В какой-то момент меня ударило что-то крупнее и неподатливее локтя. Я понял, что это деревянный предмет мебели – стул. Затем мимо проехал ещё один предмет – книжный шкаф на боку, в ячейке которого всё ещё висит один-единственный жалкий свиток. Я едва успел увернуться от этого массивного предмета. Если бы меня сбили с ног, меня бы наверняка затоптали.

«Что, во имя Аида?» – закричал Цинна.

«Подливай масла в огонь!» – крикнул я в ответ. «То же самое было, когда сожгли Клодия – толпа разграбила все близлежащие здания в поисках всего, что могло гореть».

Казалось, люди, несущие мебель, шли в одном направлении, а мы – в другом. Это казалось хорошим. Но когда я огляделся в поисках знакомого ориентира, то понял, что мы ничуть не ближе к окраине Форума, чем были в начале пути. Толпа словно несла нас по кругу. Мы были словно листья в вихре.

«Где Давус?» – крикнул я, поняв, что потерял его тунику. Я не мог видеть его перед собой. «А твой человек,

Цинна? Где они?

«Не знаю! Я никого из них не вижу!» Его крик был близок к воплю, граничащему с паникой.

Я почувствовал запах горящих дров, а затем услышал громкий рев, который, должно быть, был возбужденным криком толпы, когда вспыхнуло первое пламя.

Где-то, возможно, совсем рядом, был разведён импровизированный погребальный костёр. Теперь наша цель – отойти от него подальше. Но где же он? Я не видел пламени, только чувствовал дым. Были и другие запахи – цветов и ароматических трав, которые были частью гроба Цезаря, а теперь горели и дымились. Сколько времени пройдёт, прежде чем мы почувствуем запах его горящей плоти?

Мимо проносились стулья и книжные шкафы, а также столы, шкафы и шторы. Нам с Цинной удалось увернуться от этих движущихся препятствий, но не всем так повезло.

Не раз я наступал на плоть и слышал крик боли, но не было никакой возможности остановиться и помочь несчастному смертному, упавшему на землю. Слишком сильным был напор толпы.

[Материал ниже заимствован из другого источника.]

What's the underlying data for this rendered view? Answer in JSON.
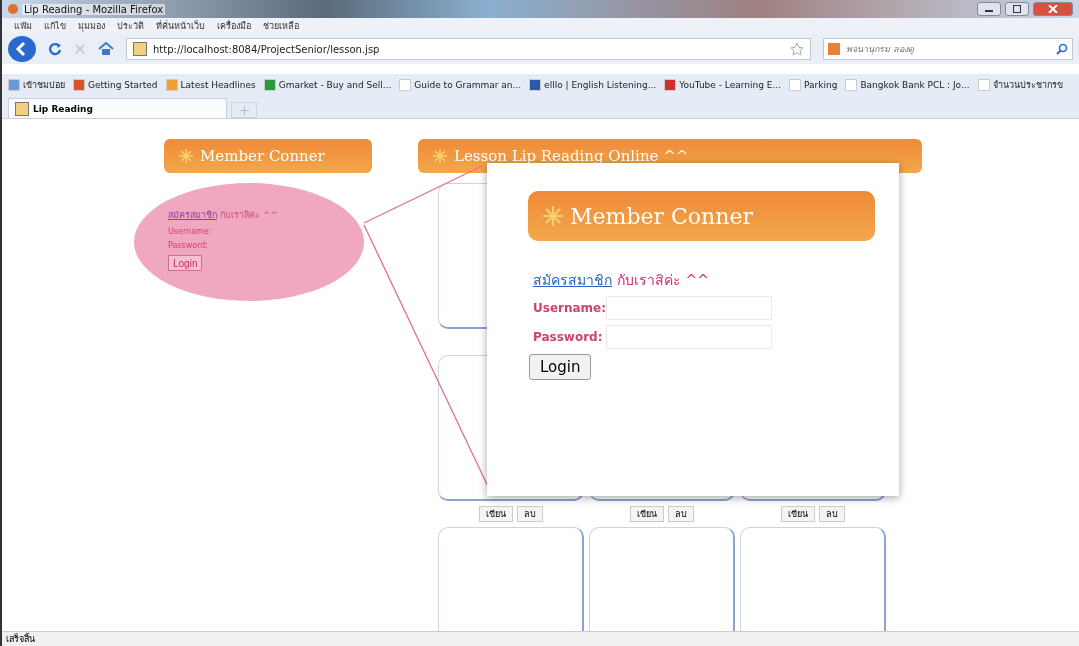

«Сюда!» – крикнул я Цинне, хватая его за руку.

Я заметил круглую крышу храма Весты – место, куда можно было сбежать, ничуть не хуже любого другого. Мы упорно стремились к ней и начали продвигаться, по мере того как давка в толпе постепенно ослабевала. Впервые с начала беспорядков я снова почувствовал, что могу дышать. В воздухе, который я отчаянно вдыхал, было меньше дыма, чем прежде, хотя теперь я уловил что-то другое, весьма ароматное – безошибочно узнаваемый аромат горящей мирры.

Мы почти добрались до храма Весты. Толпа редела. Все, кого мы встречали, бежали в противоположном направлении, к бушующей толпе и костру. Казалось, только мы двое пытались спастись бегством.

Я остановился, чтобы оглянуться, надеясь, что Давус и телохранители Цинны каким-то образом успели последовать за нами, но я их не увидел. Как же мне хотелось в этот момент увидеть своего здоровенного зятя!

Откуда-то совсем рядом – откуда именно, я не мог сказать, потому что окружающие мраморные стены создавали странное эхо, – раздался грубый, хриплый голос: «Цинна! Это он! Смотри, вон он!»

Вот Цинна!»

Цинна тоже услышал это и оглянулся. На его лице отражалось то безликое удовольствие, которое так часто можно увидеть на лицах политиков и актёров, когда их узнают на публике.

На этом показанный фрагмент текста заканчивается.